Medical science includes many types of studies, but the universally accepted "gold standard" is the randomized, controlled, double-blind, prospective, clinical trial. In this kind of study, patients are randomly assigned to either receive the treatment being tested or an ineffective substitute and then watched for their response, according to predefined criteria.
"Blind" means that the patients don't know whether they are getting the "real thing" or not. This is important because some will respond pretty well even to a sugar pill, and a truly effective drug must at least do better than that. This feature may not be so important in other fields, assuming that the rats or superconductors they study don't respond to this "placebo effect."

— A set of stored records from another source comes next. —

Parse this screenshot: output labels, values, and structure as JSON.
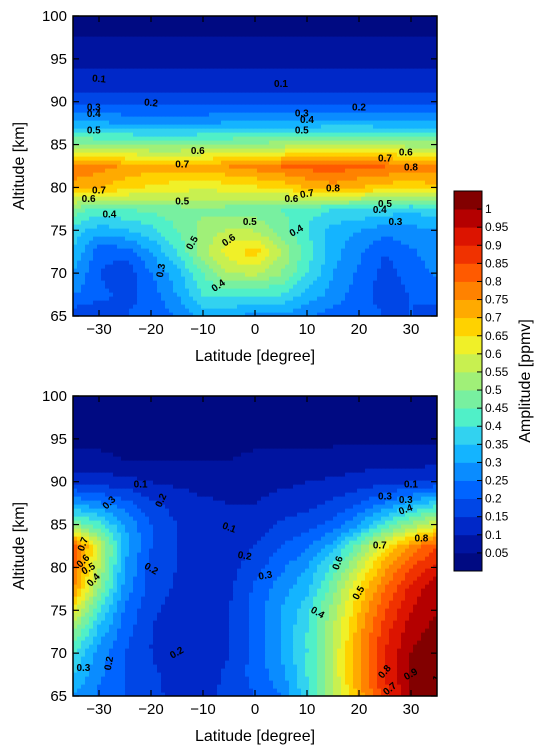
{
  "chart_data": [
    {
      "type": "heatmap",
      "panel": "top",
      "xlabel": "Latitude [degree]",
      "ylabel": "Altitude [km]",
      "xlim": [
        -35,
        35
      ],
      "ylim": [
        65,
        100
      ],
      "xticks": [
        -30,
        -20,
        -10,
        0,
        10,
        20,
        30
      ],
      "yticks": [
        65,
        70,
        75,
        80,
        85,
        90,
        95,
        100
      ],
      "x": [
        -35,
        -30,
        -25,
        -20,
        -15,
        -10,
        -5,
        0,
        5,
        10,
        15,
        20,
        25,
        30,
        35
      ],
      "y": [
        65,
        67.5,
        70,
        72.5,
        75,
        77.5,
        80,
        82.5,
        85,
        87.5,
        90,
        92.5,
        95,
        97.5,
        100
      ],
      "z": [
        [
          0.16,
          0.15,
          0.2,
          0.22,
          0.25,
          0.33,
          0.3,
          0.28,
          0.28,
          0.26,
          0.22,
          0.22,
          0.2,
          0.2,
          0.18
        ],
        [
          0.25,
          0.22,
          0.18,
          0.22,
          0.3,
          0.4,
          0.42,
          0.4,
          0.4,
          0.33,
          0.28,
          0.22,
          0.18,
          0.2,
          0.22
        ],
        [
          0.3,
          0.2,
          0.16,
          0.25,
          0.33,
          0.45,
          0.55,
          0.56,
          0.5,
          0.4,
          0.3,
          0.24,
          0.18,
          0.22,
          0.26
        ],
        [
          0.35,
          0.22,
          0.22,
          0.3,
          0.4,
          0.53,
          0.63,
          0.68,
          0.55,
          0.43,
          0.32,
          0.26,
          0.2,
          0.24,
          0.28
        ],
        [
          0.38,
          0.32,
          0.34,
          0.38,
          0.45,
          0.52,
          0.56,
          0.55,
          0.48,
          0.4,
          0.33,
          0.3,
          0.27,
          0.28,
          0.3
        ],
        [
          0.48,
          0.43,
          0.45,
          0.46,
          0.48,
          0.49,
          0.48,
          0.47,
          0.45,
          0.42,
          0.4,
          0.4,
          0.38,
          0.36,
          0.38
        ],
        [
          0.72,
          0.7,
          0.67,
          0.64,
          0.62,
          0.61,
          0.62,
          0.64,
          0.66,
          0.7,
          0.73,
          0.7,
          0.67,
          0.66,
          0.68
        ],
        [
          0.8,
          0.77,
          0.74,
          0.72,
          0.72,
          0.73,
          0.75,
          0.77,
          0.8,
          0.82,
          0.83,
          0.81,
          0.8,
          0.79,
          0.78
        ],
        [
          0.52,
          0.51,
          0.5,
          0.49,
          0.49,
          0.5,
          0.51,
          0.52,
          0.53,
          0.54,
          0.55,
          0.55,
          0.54,
          0.53,
          0.53
        ],
        [
          0.31,
          0.31,
          0.3,
          0.3,
          0.3,
          0.3,
          0.31,
          0.31,
          0.32,
          0.32,
          0.32,
          0.32,
          0.32,
          0.31,
          0.31
        ],
        [
          0.18,
          0.18,
          0.18,
          0.18,
          0.18,
          0.18,
          0.18,
          0.18,
          0.18,
          0.18,
          0.18,
          0.18,
          0.18,
          0.18,
          0.18
        ],
        [
          0.11,
          0.11,
          0.11,
          0.11,
          0.11,
          0.11,
          0.11,
          0.11,
          0.11,
          0.11,
          0.11,
          0.11,
          0.11,
          0.11,
          0.11
        ],
        [
          0.09,
          0.09,
          0.09,
          0.09,
          0.09,
          0.09,
          0.09,
          0.09,
          0.09,
          0.09,
          0.09,
          0.09,
          0.09,
          0.09,
          0.09
        ],
        [
          0.05,
          0.05,
          0.05,
          0.05,
          0.05,
          0.05,
          0.05,
          0.05,
          0.05,
          0.05,
          0.05,
          0.05,
          0.05,
          0.05,
          0.05
        ],
        [
          0.03,
          0.03,
          0.03,
          0.03,
          0.03,
          0.03,
          0.03,
          0.03,
          0.03,
          0.03,
          0.03,
          0.03,
          0.03,
          0.03,
          0.03
        ]
      ],
      "contour_labels": [
        {
          "text": "0.1",
          "x": -30,
          "y": 92.6,
          "angle": 5
        },
        {
          "text": "0.1",
          "x": 5,
          "y": 92,
          "angle": 0
        },
        {
          "text": "0.2",
          "x": -20,
          "y": 89.8,
          "angle": 5
        },
        {
          "text": "0.2",
          "x": 20,
          "y": 89.3,
          "angle": 0
        },
        {
          "text": "0.3",
          "x": -31,
          "y": 89.3,
          "angle": 0
        },
        {
          "text": "0.4",
          "x": -31,
          "y": 88.5,
          "angle": 0
        },
        {
          "text": "0.5",
          "x": -31,
          "y": 86.6,
          "angle": 0
        },
        {
          "text": "0.3",
          "x": 9,
          "y": 88.6,
          "angle": 0
        },
        {
          "text": "0.4",
          "x": 10,
          "y": 87.8,
          "angle": 0
        },
        {
          "text": "0.5",
          "x": 9,
          "y": 86.6,
          "angle": 0
        },
        {
          "text": "0.6",
          "x": -11,
          "y": 84.2,
          "angle": 0
        },
        {
          "text": "0.7",
          "x": -14,
          "y": 82.6,
          "angle": 0
        },
        {
          "text": "0.6",
          "x": 29,
          "y": 84.0,
          "angle": 0
        },
        {
          "text": "0.7",
          "x": 25,
          "y": 83.3,
          "angle": 0
        },
        {
          "text": "0.8",
          "x": 30,
          "y": 82.3,
          "angle": 0
        },
        {
          "text": "0.7",
          "x": -30,
          "y": 79.6,
          "angle": 0
        },
        {
          "text": "0.6",
          "x": -32,
          "y": 78.6,
          "angle": 0
        },
        {
          "text": "0.4",
          "x": -28,
          "y": 76.8,
          "angle": 0
        },
        {
          "text": "0.5",
          "x": -14,
          "y": 78.3,
          "angle": 0
        },
        {
          "text": "0.7",
          "x": 10,
          "y": 79.2,
          "angle": -10
        },
        {
          "text": "0.6",
          "x": 7,
          "y": 78.6,
          "angle": 0
        },
        {
          "text": "0.8",
          "x": 15,
          "y": 79.8,
          "angle": 0
        },
        {
          "text": "0.5",
          "x": 25,
          "y": 78.0,
          "angle": 0
        },
        {
          "text": "0.4",
          "x": 24,
          "y": 77.3,
          "angle": 0
        },
        {
          "text": "0.3",
          "x": 27,
          "y": 75.9,
          "angle": 0
        },
        {
          "text": "0.5",
          "x": -1,
          "y": 75.9,
          "angle": 0
        },
        {
          "text": "0.4",
          "x": 8,
          "y": 74.9,
          "angle": -30
        },
        {
          "text": "0.6",
          "x": -5,
          "y": 73.8,
          "angle": -35
        },
        {
          "text": "0.5",
          "x": -12,
          "y": 73.5,
          "angle": -60
        },
        {
          "text": "0.3",
          "x": -18,
          "y": 70.3,
          "angle": -80
        },
        {
          "text": "0.4",
          "x": -7,
          "y": 68.5,
          "angle": -35
        }
      ]
    },
    {
      "type": "heatmap",
      "panel": "bottom",
      "xlabel": "Latitude [degree]",
      "ylabel": "Altitude [km]",
      "xlim": [
        -35,
        35
      ],
      "ylim": [
        65,
        100
      ],
      "xticks": [
        -30,
        -20,
        -10,
        0,
        10,
        20,
        30
      ],
      "yticks": [
        65,
        70,
        75,
        80,
        85,
        90,
        95,
        100
      ],
      "x": [
        -35,
        -30,
        -25,
        -20,
        -15,
        -10,
        -5,
        0,
        5,
        10,
        15,
        20,
        25,
        30,
        35
      ],
      "y": [
        65,
        67.5,
        70,
        72.5,
        75,
        77.5,
        80,
        82.5,
        85,
        87.5,
        90,
        92.5,
        95,
        97.5,
        100
      ],
      "z": [
        [
          0.3,
          0.24,
          0.2,
          0.16,
          0.14,
          0.14,
          0.16,
          0.2,
          0.25,
          0.38,
          0.55,
          0.72,
          0.88,
          1.0,
          1.05
        ],
        [
          0.35,
          0.26,
          0.2,
          0.16,
          0.13,
          0.13,
          0.16,
          0.22,
          0.28,
          0.4,
          0.56,
          0.74,
          0.9,
          1.0,
          1.05
        ],
        [
          0.4,
          0.28,
          0.2,
          0.15,
          0.12,
          0.12,
          0.15,
          0.22,
          0.3,
          0.4,
          0.56,
          0.74,
          0.9,
          1.0,
          1.05
        ],
        [
          0.5,
          0.33,
          0.22,
          0.15,
          0.12,
          0.11,
          0.15,
          0.22,
          0.3,
          0.4,
          0.55,
          0.73,
          0.88,
          0.98,
          1.02
        ],
        [
          0.62,
          0.4,
          0.24,
          0.16,
          0.13,
          0.11,
          0.15,
          0.22,
          0.3,
          0.38,
          0.52,
          0.7,
          0.85,
          0.95,
          1.0
        ],
        [
          0.75,
          0.5,
          0.28,
          0.18,
          0.14,
          0.11,
          0.14,
          0.21,
          0.28,
          0.34,
          0.48,
          0.66,
          0.8,
          0.92,
          1.0
        ],
        [
          0.82,
          0.55,
          0.3,
          0.18,
          0.15,
          0.11,
          0.13,
          0.18,
          0.24,
          0.3,
          0.42,
          0.58,
          0.74,
          0.85,
          0.92
        ],
        [
          0.85,
          0.58,
          0.32,
          0.2,
          0.15,
          0.12,
          0.12,
          0.15,
          0.2,
          0.24,
          0.32,
          0.48,
          0.64,
          0.76,
          0.85
        ],
        [
          0.5,
          0.42,
          0.3,
          0.2,
          0.15,
          0.12,
          0.11,
          0.12,
          0.16,
          0.18,
          0.22,
          0.3,
          0.42,
          0.52,
          0.6
        ],
        [
          0.3,
          0.26,
          0.22,
          0.16,
          0.13,
          0.11,
          0.1,
          0.1,
          0.12,
          0.13,
          0.16,
          0.2,
          0.26,
          0.32,
          0.38
        ],
        [
          0.14,
          0.13,
          0.12,
          0.1,
          0.09,
          0.08,
          0.08,
          0.08,
          0.09,
          0.1,
          0.11,
          0.12,
          0.14,
          0.15,
          0.16
        ],
        [
          0.06,
          0.06,
          0.05,
          0.05,
          0.05,
          0.05,
          0.05,
          0.06,
          0.06,
          0.07,
          0.07,
          0.08,
          0.08,
          0.08,
          0.08
        ],
        [
          0.04,
          0.04,
          0.04,
          0.04,
          0.04,
          0.04,
          0.04,
          0.04,
          0.04,
          0.04,
          0.04,
          0.04,
          0.04,
          0.04,
          0.04
        ],
        [
          0.03,
          0.03,
          0.03,
          0.03,
          0.03,
          0.03,
          0.03,
          0.03,
          0.03,
          0.03,
          0.03,
          0.03,
          0.03,
          0.03,
          0.03
        ],
        [
          0.03,
          0.03,
          0.03,
          0.03,
          0.03,
          0.03,
          0.03,
          0.03,
          0.03,
          0.03,
          0.03,
          0.03,
          0.03,
          0.03,
          0.03
        ]
      ],
      "contour_labels": [
        {
          "text": "0.1",
          "x": -22,
          "y": 89.6,
          "angle": 0
        },
        {
          "text": "0.1",
          "x": 30,
          "y": 89.6,
          "angle": 0
        },
        {
          "text": "0.3",
          "x": -28,
          "y": 87.5,
          "angle": -45
        },
        {
          "text": "0.2",
          "x": -18,
          "y": 87.8,
          "angle": -65
        },
        {
          "text": "0.3",
          "x": 25,
          "y": 88.2,
          "angle": 0
        },
        {
          "text": "0.3",
          "x": 29,
          "y": 87.8,
          "angle": 0
        },
        {
          "text": "0.4",
          "x": 29,
          "y": 86.7,
          "angle": -20
        },
        {
          "text": "0.1",
          "x": -5,
          "y": 84.6,
          "angle": 20
        },
        {
          "text": "0.7",
          "x": -33,
          "y": 82.7,
          "angle": -70
        },
        {
          "text": "0.6",
          "x": -33,
          "y": 80.7,
          "angle": -45
        },
        {
          "text": "0.5",
          "x": -32,
          "y": 79.8,
          "angle": -30
        },
        {
          "text": "0.4",
          "x": -31,
          "y": 78.5,
          "angle": -45
        },
        {
          "text": "0.2",
          "x": -20,
          "y": 79.8,
          "angle": 30
        },
        {
          "text": "0.2",
          "x": -2,
          "y": 81.3,
          "angle": 10
        },
        {
          "text": "0.3",
          "x": 2,
          "y": 79.0,
          "angle": -10
        },
        {
          "text": "0.7",
          "x": 24,
          "y": 82.5,
          "angle": 0
        },
        {
          "text": "0.8",
          "x": 32,
          "y": 83.3,
          "angle": 0
        },
        {
          "text": "0.6",
          "x": 16,
          "y": 80.5,
          "angle": -70
        },
        {
          "text": "0.5",
          "x": 20,
          "y": 77.0,
          "angle": -60
        },
        {
          "text": "0.4",
          "x": 12,
          "y": 74.7,
          "angle": 30
        },
        {
          "text": "0.2",
          "x": -15,
          "y": 70.0,
          "angle": -30
        },
        {
          "text": "0.3",
          "x": -33,
          "y": 68.2,
          "angle": 0
        },
        {
          "text": "0.2",
          "x": -28,
          "y": 68.8,
          "angle": -80
        },
        {
          "text": "0.8",
          "x": 25,
          "y": 67.8,
          "angle": -50
        },
        {
          "text": "0.9",
          "x": 30,
          "y": 67.5,
          "angle": -30
        },
        {
          "text": "0.7",
          "x": 26,
          "y": 65.8,
          "angle": -40
        },
        {
          "text": "1",
          "x": 35,
          "y": 67.0,
          "angle": -60
        }
      ]
    }
  ],
  "colorbar": {
    "label": "Amplitude [ppmv]",
    "levels": [
      0,
      0.05,
      0.1,
      0.15,
      0.2,
      0.25,
      0.3,
      0.35,
      0.4,
      0.45,
      0.5,
      0.55,
      0.6,
      0.65,
      0.7,
      0.75,
      0.8,
      0.85,
      0.9,
      0.95,
      1,
      1.05
    ],
    "tick_labels": [
      "0.05",
      "0.1",
      "0.15",
      "0.2",
      "0.25",
      "0.3",
      "0.35",
      "0.4",
      "0.45",
      "0.5",
      "0.55",
      "0.6",
      "0.65",
      "0.7",
      "0.75",
      "0.8",
      "0.85",
      "0.9",
      "0.95",
      "1"
    ],
    "colors": [
      "#000a82",
      "#0014a0",
      "#0028c8",
      "#0046e6",
      "#0064ff",
      "#0a8cff",
      "#14b4ff",
      "#32d2f0",
      "#50f0c8",
      "#78f0a0",
      "#a0f078",
      "#c8f050",
      "#f0f028",
      "#ffd200",
      "#ffaa00",
      "#ff8200",
      "#ff5a00",
      "#f03200",
      "#dc1400",
      "#b40000",
      "#820000"
    ]
  }
}
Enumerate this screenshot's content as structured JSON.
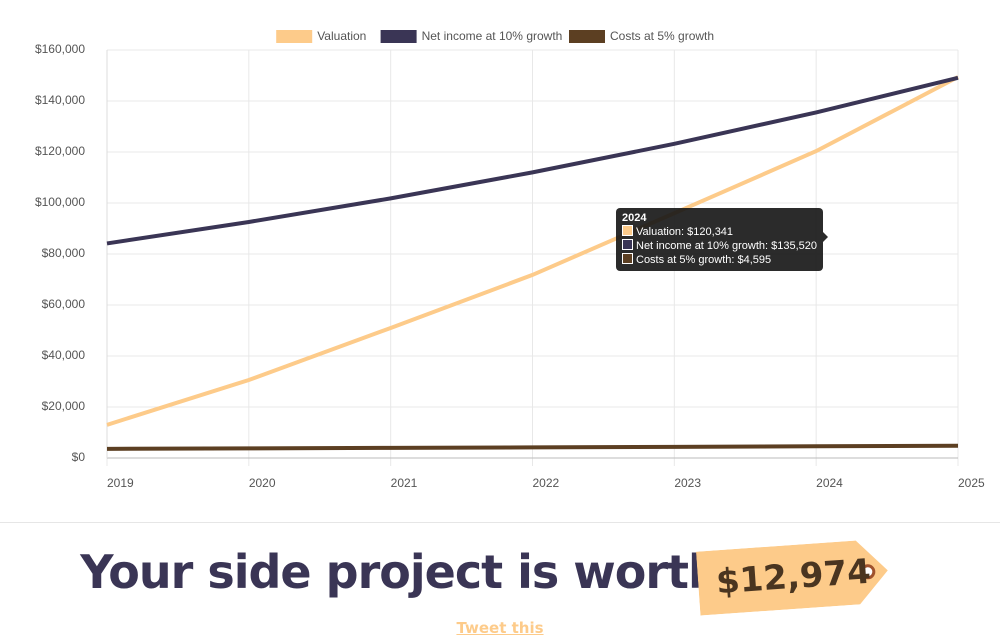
{
  "chart_data": {
    "type": "line",
    "categories": [
      "2019",
      "2020",
      "2021",
      "2022",
      "2023",
      "2024",
      "2025"
    ],
    "series": [
      {
        "name": "Valuation",
        "color": "#fdcb8a",
        "values": [
          13000,
          30600,
          51000,
          71800,
          96000,
          120341,
          149400
        ]
      },
      {
        "name": "Net income at 10% growth",
        "color": "#3a3555",
        "values": [
          84148,
          92563,
          101819,
          112000,
          123200,
          135520,
          149072
        ]
      },
      {
        "name": "Costs at 5% growth",
        "color": "#5c3f22",
        "values": [
          3600,
          3780,
          3969,
          4168,
          4376,
          4595,
          4825
        ]
      }
    ],
    "ylim": [
      0,
      160000
    ],
    "yticks": [
      {
        "value": 0,
        "label": "$0"
      },
      {
        "value": 20000,
        "label": "$20,000"
      },
      {
        "value": 40000,
        "label": "$40,000"
      },
      {
        "value": 60000,
        "label": "$60,000"
      },
      {
        "value": 80000,
        "label": "$80,000"
      },
      {
        "value": 100000,
        "label": "$100,000"
      },
      {
        "value": 120000,
        "label": "$120,000"
      },
      {
        "value": 140000,
        "label": "$140,000"
      },
      {
        "value": 160000,
        "label": "$160,000"
      }
    ],
    "grid": true,
    "legend": "top"
  },
  "tooltip": {
    "title": "2024",
    "items": [
      "Valuation: $120,341",
      "Net income at 10% growth: $135,520",
      "Costs at 5% growth: $4,595"
    ]
  },
  "headline": "Your side project is worth",
  "price": "$12,974",
  "link": "Tweet this"
}
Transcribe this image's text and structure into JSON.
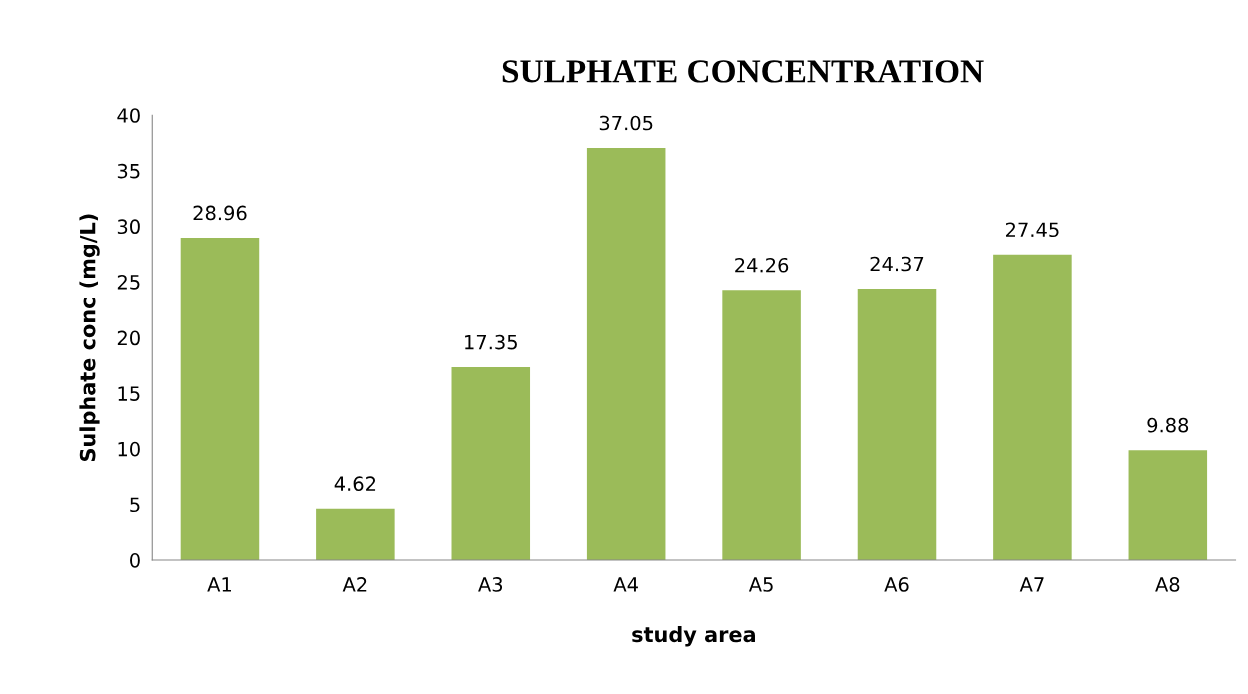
{
  "chart_data": {
    "type": "bar",
    "title": "SULPHATE CONCENTRATION",
    "xlabel": "study area",
    "ylabel": "Sulphate conc (mg/L)",
    "categories": [
      "A1",
      "A2",
      "A3",
      "A4",
      "A5",
      "A6",
      "A7",
      "A8"
    ],
    "values": [
      28.96,
      4.62,
      17.35,
      37.05,
      24.26,
      24.37,
      27.45,
      9.88
    ],
    "color": "#9bbb59",
    "ylim": [
      0,
      40
    ],
    "yticks": [
      0,
      5,
      10,
      15,
      20,
      25,
      30,
      35,
      40
    ],
    "grid": false,
    "data_labels": true,
    "legend": false
  }
}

But the "double" part of "double blind" is also critical: in a proper trial, the doctors, nurses, and the researchers themselves don't know which patients are getting the real treatment until after the results are in. Without this provision, experience shows, they might treat the subjects differently, or evaluate their responses differently, and thus skew the conclusions. The researchers have a lot invested in the outcome, they have expectations, and they are human.
So are other scientists, I'm afraid.
It is surprising that most fields don't expect similar protection against self-deception. Sure, it's not always easy. In my Ph.D. work, for example, I made the samples, measured them, and interpreted the results. Being at the center of all aspects of the research helped keep me engaged and excited in spite of the long hours and modest pay, and was good training. But I also felt the pressure to get more compelling results.
These days, many fields already involve multidisciplinary collaborations that leverage the distinct skills of different specialists. Would it be so hard for the person who prepares a sample to withhold its detailed provenance from the person doing the measurement until the measurement is finished? With some effort, people could even hide information from themselves, for example by randomly labeling samples. No doubt it takes some of the immediate gratification out of the measuring process, but the results would be more trustworthy.
As recent events have made clear, trust is especially important in climate change. In October, Seth Borenstein, a journalist with the Associated Press, gave a series of measurements to four statisticians, without telling them what the data represented. In each case the experts found the same thing. When the data were revealed to be temperature measurements, each expert had found a long-term upward trend in global temperatures, with no convincing sign of the supposed cooling of the last ten years.
But why did it take a journalist to ask the question this way? Shouldn't this sort of self-doubt be built into all science at a structural level, not just assumed as an ethical obligation?
Experimental science will always be a human endeavor, I hope, so the results can never be completely divorced from expectations. But there are ways of making it more trustworthy.